Stare, speak, and point directly at one person and no one else: “You, sir, in the blue jacket, I need help. Call an ambulance.” With that one utterance you should dispel all the uncertainties that might prevent or delay help. With that one statement you will have put the man in the blue jacket in the role of “rescuer.” He should now understand that emergency aid is needed; he should understand that he, not someone else, is responsible for providing the aid; and, finally, he should understand exactly how to provide it. All the scientific evidence indicates that the result should be quick, effective assistance.
Humans contain a great capacity to help each other, to dutifully respond to the needs of others, and to improve the world around us. We also have a need to feel good about ourselves, and that includes fulfilling our moral obligations. When it is clear there is an emergency, and we have a vital role in responding to it, we respond vigorously.

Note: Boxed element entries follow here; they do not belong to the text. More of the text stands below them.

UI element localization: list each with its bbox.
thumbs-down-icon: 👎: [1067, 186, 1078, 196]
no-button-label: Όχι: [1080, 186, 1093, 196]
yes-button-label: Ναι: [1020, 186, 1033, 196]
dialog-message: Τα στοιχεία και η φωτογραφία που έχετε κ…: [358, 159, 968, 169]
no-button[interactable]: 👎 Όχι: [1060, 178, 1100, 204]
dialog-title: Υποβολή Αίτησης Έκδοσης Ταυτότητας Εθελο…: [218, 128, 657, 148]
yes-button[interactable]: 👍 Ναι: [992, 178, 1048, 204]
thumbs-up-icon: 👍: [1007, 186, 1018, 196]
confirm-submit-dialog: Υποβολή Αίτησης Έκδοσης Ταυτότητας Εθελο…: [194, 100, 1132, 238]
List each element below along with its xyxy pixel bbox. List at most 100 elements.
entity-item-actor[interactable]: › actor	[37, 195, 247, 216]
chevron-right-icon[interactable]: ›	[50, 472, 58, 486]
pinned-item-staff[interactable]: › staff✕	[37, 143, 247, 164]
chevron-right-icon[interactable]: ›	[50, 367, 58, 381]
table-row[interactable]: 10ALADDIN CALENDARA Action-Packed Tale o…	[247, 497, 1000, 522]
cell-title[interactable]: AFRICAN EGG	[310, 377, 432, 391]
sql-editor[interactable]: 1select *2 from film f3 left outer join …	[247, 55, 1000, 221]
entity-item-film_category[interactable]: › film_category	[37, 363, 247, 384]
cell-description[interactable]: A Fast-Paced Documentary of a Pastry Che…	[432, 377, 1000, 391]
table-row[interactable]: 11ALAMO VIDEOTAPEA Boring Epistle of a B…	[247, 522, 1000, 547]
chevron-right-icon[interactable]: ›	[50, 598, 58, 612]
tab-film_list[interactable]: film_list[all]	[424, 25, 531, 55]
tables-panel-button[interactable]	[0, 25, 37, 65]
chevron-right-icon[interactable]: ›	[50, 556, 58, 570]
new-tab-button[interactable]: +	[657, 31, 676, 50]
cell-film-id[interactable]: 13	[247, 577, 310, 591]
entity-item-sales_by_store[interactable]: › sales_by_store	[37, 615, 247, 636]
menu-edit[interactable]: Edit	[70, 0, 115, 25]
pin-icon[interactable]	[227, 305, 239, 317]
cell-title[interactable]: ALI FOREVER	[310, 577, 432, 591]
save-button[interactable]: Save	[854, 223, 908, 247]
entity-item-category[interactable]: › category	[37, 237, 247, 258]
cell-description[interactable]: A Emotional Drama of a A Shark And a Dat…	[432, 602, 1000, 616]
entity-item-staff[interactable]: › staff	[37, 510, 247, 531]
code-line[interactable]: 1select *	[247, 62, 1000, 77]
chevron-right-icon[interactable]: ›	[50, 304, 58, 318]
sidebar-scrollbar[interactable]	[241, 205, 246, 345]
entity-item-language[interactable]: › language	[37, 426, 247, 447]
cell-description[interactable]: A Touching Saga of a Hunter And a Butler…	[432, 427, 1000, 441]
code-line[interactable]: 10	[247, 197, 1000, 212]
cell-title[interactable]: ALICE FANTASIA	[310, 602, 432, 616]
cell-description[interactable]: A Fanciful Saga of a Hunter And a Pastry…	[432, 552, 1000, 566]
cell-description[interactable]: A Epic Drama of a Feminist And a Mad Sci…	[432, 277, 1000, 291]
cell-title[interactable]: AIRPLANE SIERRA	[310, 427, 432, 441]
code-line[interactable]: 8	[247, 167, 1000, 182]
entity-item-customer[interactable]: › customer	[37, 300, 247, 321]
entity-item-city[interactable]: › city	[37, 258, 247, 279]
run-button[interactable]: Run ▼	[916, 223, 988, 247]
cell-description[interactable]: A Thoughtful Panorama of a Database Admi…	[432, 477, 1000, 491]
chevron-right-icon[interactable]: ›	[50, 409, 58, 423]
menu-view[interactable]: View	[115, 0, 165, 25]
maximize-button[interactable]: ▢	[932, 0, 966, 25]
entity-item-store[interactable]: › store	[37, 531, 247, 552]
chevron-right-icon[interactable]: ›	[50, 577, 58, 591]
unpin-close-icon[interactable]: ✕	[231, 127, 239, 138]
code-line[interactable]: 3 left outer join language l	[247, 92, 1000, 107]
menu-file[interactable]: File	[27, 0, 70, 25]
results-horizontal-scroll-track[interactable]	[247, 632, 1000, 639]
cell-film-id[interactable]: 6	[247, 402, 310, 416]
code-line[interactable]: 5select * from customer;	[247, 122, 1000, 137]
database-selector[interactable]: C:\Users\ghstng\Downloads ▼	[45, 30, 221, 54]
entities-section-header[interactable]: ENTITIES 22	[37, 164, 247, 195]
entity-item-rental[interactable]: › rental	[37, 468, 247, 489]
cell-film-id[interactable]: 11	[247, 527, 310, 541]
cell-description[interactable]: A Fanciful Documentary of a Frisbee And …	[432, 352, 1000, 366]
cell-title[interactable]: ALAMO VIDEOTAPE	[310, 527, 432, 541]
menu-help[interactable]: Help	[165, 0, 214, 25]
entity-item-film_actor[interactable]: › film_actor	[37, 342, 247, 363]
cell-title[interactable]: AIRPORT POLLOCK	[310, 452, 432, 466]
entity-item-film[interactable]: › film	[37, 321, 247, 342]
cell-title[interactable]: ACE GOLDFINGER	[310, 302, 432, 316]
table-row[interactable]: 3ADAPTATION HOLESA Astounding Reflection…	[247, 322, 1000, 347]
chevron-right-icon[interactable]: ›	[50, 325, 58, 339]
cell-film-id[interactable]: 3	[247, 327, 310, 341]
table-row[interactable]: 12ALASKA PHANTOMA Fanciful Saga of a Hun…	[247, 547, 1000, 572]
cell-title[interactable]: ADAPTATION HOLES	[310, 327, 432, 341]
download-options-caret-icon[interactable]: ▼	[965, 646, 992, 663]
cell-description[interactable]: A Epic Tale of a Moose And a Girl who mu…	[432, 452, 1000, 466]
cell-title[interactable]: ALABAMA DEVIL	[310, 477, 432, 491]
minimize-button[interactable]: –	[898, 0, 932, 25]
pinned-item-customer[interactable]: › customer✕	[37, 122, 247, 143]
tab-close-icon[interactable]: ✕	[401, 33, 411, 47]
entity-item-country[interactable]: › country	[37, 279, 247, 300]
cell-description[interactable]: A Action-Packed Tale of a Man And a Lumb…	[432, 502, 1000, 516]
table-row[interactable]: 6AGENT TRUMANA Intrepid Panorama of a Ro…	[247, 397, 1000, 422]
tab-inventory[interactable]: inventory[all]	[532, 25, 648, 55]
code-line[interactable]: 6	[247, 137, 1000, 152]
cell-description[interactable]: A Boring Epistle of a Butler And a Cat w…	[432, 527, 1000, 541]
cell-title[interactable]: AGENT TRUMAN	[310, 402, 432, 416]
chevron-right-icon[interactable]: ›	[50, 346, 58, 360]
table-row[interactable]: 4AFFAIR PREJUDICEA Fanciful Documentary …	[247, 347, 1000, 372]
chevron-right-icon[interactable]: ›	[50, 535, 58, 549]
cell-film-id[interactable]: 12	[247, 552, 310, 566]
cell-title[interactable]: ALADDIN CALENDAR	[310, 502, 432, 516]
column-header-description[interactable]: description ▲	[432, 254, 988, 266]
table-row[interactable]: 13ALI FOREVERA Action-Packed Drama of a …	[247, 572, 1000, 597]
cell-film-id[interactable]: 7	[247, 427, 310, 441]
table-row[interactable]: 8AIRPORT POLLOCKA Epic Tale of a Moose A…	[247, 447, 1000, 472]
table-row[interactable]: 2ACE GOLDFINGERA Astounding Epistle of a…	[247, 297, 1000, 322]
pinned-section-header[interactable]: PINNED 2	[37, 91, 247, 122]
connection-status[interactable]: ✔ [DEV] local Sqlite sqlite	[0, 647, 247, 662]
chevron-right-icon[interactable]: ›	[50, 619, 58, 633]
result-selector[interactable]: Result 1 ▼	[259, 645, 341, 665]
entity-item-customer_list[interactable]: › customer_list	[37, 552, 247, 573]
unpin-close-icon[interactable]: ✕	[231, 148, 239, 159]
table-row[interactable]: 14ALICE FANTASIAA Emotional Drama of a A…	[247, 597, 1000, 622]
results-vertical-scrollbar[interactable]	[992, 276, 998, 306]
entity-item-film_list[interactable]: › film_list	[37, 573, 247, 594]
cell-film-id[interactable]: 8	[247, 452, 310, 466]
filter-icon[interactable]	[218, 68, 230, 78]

Climate Change is a Crisis, and it is YOUR Responsibility
Effectively intervening in pluralistic ignorance should be considered the primary goal of the climate movement. Climate change is a crisis that demands a massive collective response. This truth will become crystal clear if we overcome the forces of denial and pluralistic ignorance.
To call forth an emergency response from people, we have to put them in the role of rescuer. We must make clear that (1) an emergency is unfolding and (2) YOU have a critical role in responding to it.